Question

If ${}^{10}{C_r} = {}^{10}{C_{r + 2}}$ then ${}^5{C_r}$ equals
$\left( a \right){\text{ 120}}$
$\left( b \right){\text{ 10}}$
$\left( c \right){\text{ 360}}$
$\left( d \right){\text{ 5}}$

Answer 1

Hint: So for solving this question we will use the combination formula which is given by ${}^n{C_r} = \dfrac{{n!}}{{r!\left( {n - r} \right)!}}$ and from it we will find the value for the $r$ . For this, we will first substitute the value of $r$ in ${}^5{C_r}$ and then find the value for it. And in this way, we will solve this problem.

Formula used:
The combination means selecting the items from the sample and is called combination, the formula of combination is ${}^n{C_r} = \dfrac{{n!}}{{r!\left( {n - r} \right)!}}$
Here, $n$, will be the total number of items in the sample
$r$, will be the number of items to be selected from the sample.

Complete step by step solution:
So in the question, it is given that the ${}^{10}{C_r} = {}^{10}{C_{r + 2}}$
Therefore by using the formula of combination, we will expand the above combination on that formula, we get
$ \Rightarrow \dfrac{{10!}}{{r!\left( {10 - r} \right)!}} = \dfrac{{10!}}{{\left( {r + 2} \right)!\left( {10 - (r + 2)} \right)!}}$
Since the numerator is the same on both the side so it will cancel out each other the equation we get is\[ \Rightarrow \dfrac{1}{{r!\left( {10 - r} \right)!}} = \dfrac{1}{{\left( {r + 2} \right)!\left( {10 - r - 2} \right)!}}\]
Now on doing the cross-multiplication, we get
$ \Rightarrow \left( {r + 2} \right)!\left( {8 - r} \right)! = r!\left( {10 - r} \right)!$
On expanding it, we get
$ \Rightarrow \left( {r + 2} \right)\left( {r + 1} \right)r!\left( {8 - r} \right)! = r!\left( {10 - r} \right)\left( {9 - r} \right)\left( {8 - r} \right)!$
Again canceling the same term, we get
$ \Rightarrow \left( {r + 2} \right)\left( {r + 1} \right) = \left( {10 - r} \right)\left( {9 - r} \right)$
Now on multiplying it, we get
$ \Rightarrow {r^2} + 3r + 2 = 90 - 10r - 9r + {r^2}$
And on solving it, we get
$ \Rightarrow 3r + 2 = 90 - 19r$
And from this, we will get
$ \Rightarrow 22r = 88$
On solving for the value of $r$ , we get
$ \Rightarrow r = 4$ , and we will name it equation $1$
So, now we will calculate ${}^5{C_r}$ , on substituting the value of $r$ and using the combination formula we get
$ \Rightarrow \dfrac{{5!}}{{4!\left( {5 - 4} \right)!}}$
And on solving it, we get
$ \Rightarrow \dfrac{{5!}}{{4!1!}}$
On expanding the above combination we get
$ \Rightarrow \dfrac{{5 \times 4!}}{{4!}}$
So the same term will cancel each other and, we get
$ \Rightarrow 5$
Therefore, ${}^{10}{C_r} = {}^{10}{C_{r + 2}}$ then ${}^5{C_r}$ equals $5$.
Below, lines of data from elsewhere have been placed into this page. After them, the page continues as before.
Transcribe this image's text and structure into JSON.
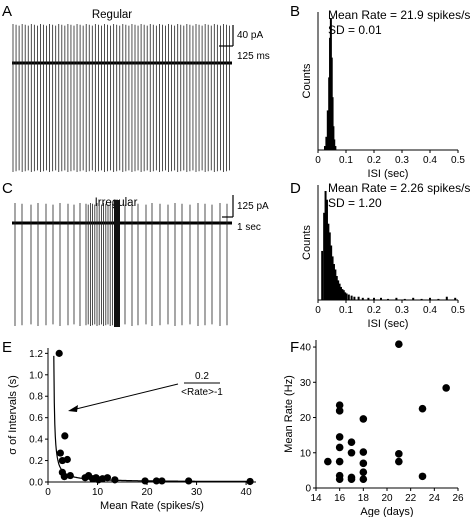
{
  "panels": {
    "A": {
      "label": "A",
      "title": "Regular",
      "scale_y": "40 pA",
      "scale_x": "125 ms"
    },
    "B": {
      "label": "B"
    },
    "C": {
      "label": "C",
      "title": "Irregular",
      "scale_y": "125 pA",
      "scale_x": "1 sec"
    },
    "D": {
      "label": "D"
    },
    "E": {
      "label": "E"
    },
    "F": {
      "label": "F"
    }
  },
  "chart_data": [
    {
      "panel": "B",
      "type": "bar",
      "annotation": [
        "Mean Rate = 21.9 spikes/s",
        "SD = 0.01"
      ],
      "xlabel": "ISI (sec)",
      "ylabel": "Counts",
      "xlim": [
        0,
        0.5
      ],
      "xticks": [
        "0",
        "0.1",
        "0.2",
        "0.3",
        "0.4",
        "0.5"
      ],
      "bins": [
        {
          "x": 0.025,
          "y": 0.03
        },
        {
          "x": 0.03,
          "y": 0.1
        },
        {
          "x": 0.035,
          "y": 0.3
        },
        {
          "x": 0.04,
          "y": 0.55
        },
        {
          "x": 0.043,
          "y": 0.85
        },
        {
          "x": 0.046,
          "y": 1.0
        },
        {
          "x": 0.049,
          "y": 0.7
        },
        {
          "x": 0.052,
          "y": 0.4
        },
        {
          "x": 0.055,
          "y": 0.18
        },
        {
          "x": 0.058,
          "y": 0.08
        },
        {
          "x": 0.062,
          "y": 0.03
        }
      ]
    },
    {
      "panel": "D",
      "type": "bar",
      "annotation": [
        "Mean Rate = 2.26 spikes/s",
        "SD = 1.20"
      ],
      "xlabel": "ISI (sec)",
      "ylabel": "Counts",
      "xlim": [
        0,
        0.5
      ],
      "xticks": [
        "0",
        "0.1",
        "0.2",
        "0.3",
        "0.4",
        "0.5"
      ],
      "bins": [
        {
          "x": 0.015,
          "y": 0.45
        },
        {
          "x": 0.022,
          "y": 0.8
        },
        {
          "x": 0.027,
          "y": 1.0
        },
        {
          "x": 0.032,
          "y": 0.92
        },
        {
          "x": 0.037,
          "y": 0.7
        },
        {
          "x": 0.042,
          "y": 0.62
        },
        {
          "x": 0.047,
          "y": 0.5
        },
        {
          "x": 0.052,
          "y": 0.4
        },
        {
          "x": 0.057,
          "y": 0.33
        },
        {
          "x": 0.062,
          "y": 0.28
        },
        {
          "x": 0.067,
          "y": 0.22
        },
        {
          "x": 0.072,
          "y": 0.18
        },
        {
          "x": 0.077,
          "y": 0.15
        },
        {
          "x": 0.082,
          "y": 0.12
        },
        {
          "x": 0.087,
          "y": 0.1
        },
        {
          "x": 0.092,
          "y": 0.09
        },
        {
          "x": 0.097,
          "y": 0.07
        },
        {
          "x": 0.102,
          "y": 0.06
        },
        {
          "x": 0.11,
          "y": 0.05
        },
        {
          "x": 0.12,
          "y": 0.04
        },
        {
          "x": 0.13,
          "y": 0.03
        },
        {
          "x": 0.145,
          "y": 0.03
        },
        {
          "x": 0.16,
          "y": 0.02
        },
        {
          "x": 0.18,
          "y": 0.02
        },
        {
          "x": 0.2,
          "y": 0.02
        },
        {
          "x": 0.225,
          "y": 0.02
        },
        {
          "x": 0.25,
          "y": 0.01
        },
        {
          "x": 0.28,
          "y": 0.02
        },
        {
          "x": 0.31,
          "y": 0.01
        },
        {
          "x": 0.34,
          "y": 0.02
        },
        {
          "x": 0.37,
          "y": 0.01
        },
        {
          "x": 0.4,
          "y": 0.02
        },
        {
          "x": 0.43,
          "y": 0.01
        },
        {
          "x": 0.46,
          "y": 0.03
        },
        {
          "x": 0.49,
          "y": 0.02
        }
      ]
    },
    {
      "panel": "E",
      "type": "scatter",
      "xlabel": "Mean Rate (spikes/s)",
      "ylabel": "σ of Intervals (s)",
      "xlim": [
        0,
        42
      ],
      "ylim": [
        0,
        1.25
      ],
      "xticks": [
        0,
        10,
        20,
        30,
        40
      ],
      "yticks": [
        "0.0",
        "0.2",
        "0.4",
        "0.6",
        "0.8",
        "1.0",
        "1.2"
      ],
      "fit_label_num": "0.2",
      "fit_label_den": "<Rate>-1",
      "points": [
        {
          "x": 2.26,
          "y": 1.2
        },
        {
          "x": 2.5,
          "y": 0.27
        },
        {
          "x": 2.9,
          "y": 0.2
        },
        {
          "x": 3.4,
          "y": 0.43
        },
        {
          "x": 2.9,
          "y": 0.09
        },
        {
          "x": 3.3,
          "y": 0.05
        },
        {
          "x": 3.9,
          "y": 0.21
        },
        {
          "x": 4.5,
          "y": 0.06
        },
        {
          "x": 7.5,
          "y": 0.04
        },
        {
          "x": 8.2,
          "y": 0.06
        },
        {
          "x": 9.0,
          "y": 0.03
        },
        {
          "x": 9.7,
          "y": 0.04
        },
        {
          "x": 10.2,
          "y": 0.02
        },
        {
          "x": 11.0,
          "y": 0.03
        },
        {
          "x": 12.0,
          "y": 0.04
        },
        {
          "x": 13.5,
          "y": 0.02
        },
        {
          "x": 19.6,
          "y": 0.01
        },
        {
          "x": 21.9,
          "y": 0.01
        },
        {
          "x": 23.0,
          "y": 0.01
        },
        {
          "x": 28.4,
          "y": 0.01
        },
        {
          "x": 40.8,
          "y": 0.005
        }
      ]
    },
    {
      "panel": "F",
      "type": "scatter",
      "xlabel": "Age (days)",
      "ylabel": "Mean Rate (Hz)",
      "xlim": [
        14,
        26
      ],
      "ylim": [
        0,
        42
      ],
      "xticks": [
        14,
        16,
        18,
        20,
        22,
        24,
        26
      ],
      "yticks": [
        0,
        10,
        20,
        30,
        40
      ],
      "points": [
        {
          "x": 15,
          "y": 7.5
        },
        {
          "x": 16,
          "y": 23.5
        },
        {
          "x": 16,
          "y": 21.9
        },
        {
          "x": 16,
          "y": 14.5
        },
        {
          "x": 16,
          "y": 11.5
        },
        {
          "x": 16,
          "y": 7.5
        },
        {
          "x": 16,
          "y": 3.5
        },
        {
          "x": 16,
          "y": 2.5
        },
        {
          "x": 17,
          "y": 13
        },
        {
          "x": 17,
          "y": 10
        },
        {
          "x": 17,
          "y": 3
        },
        {
          "x": 17,
          "y": 2.5
        },
        {
          "x": 18,
          "y": 19.6
        },
        {
          "x": 18,
          "y": 10.2
        },
        {
          "x": 18,
          "y": 7
        },
        {
          "x": 18,
          "y": 4.5
        },
        {
          "x": 18,
          "y": 2.5
        },
        {
          "x": 21,
          "y": 40.8
        },
        {
          "x": 21,
          "y": 9.7
        },
        {
          "x": 21,
          "y": 7.5
        },
        {
          "x": 23,
          "y": 22.5
        },
        {
          "x": 23,
          "y": 3.3
        },
        {
          "x": 25,
          "y": 28.4
        }
      ]
    }
  ]
}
Hence, the option $\left( d \right)$ is correct.

Note:
One thing we should always keep in mind, that after expanding the formula of combination, we should try to minimize the calculation to the least and cancel the common terms. Since proceeding without cancellations may increase the complexity of the solution.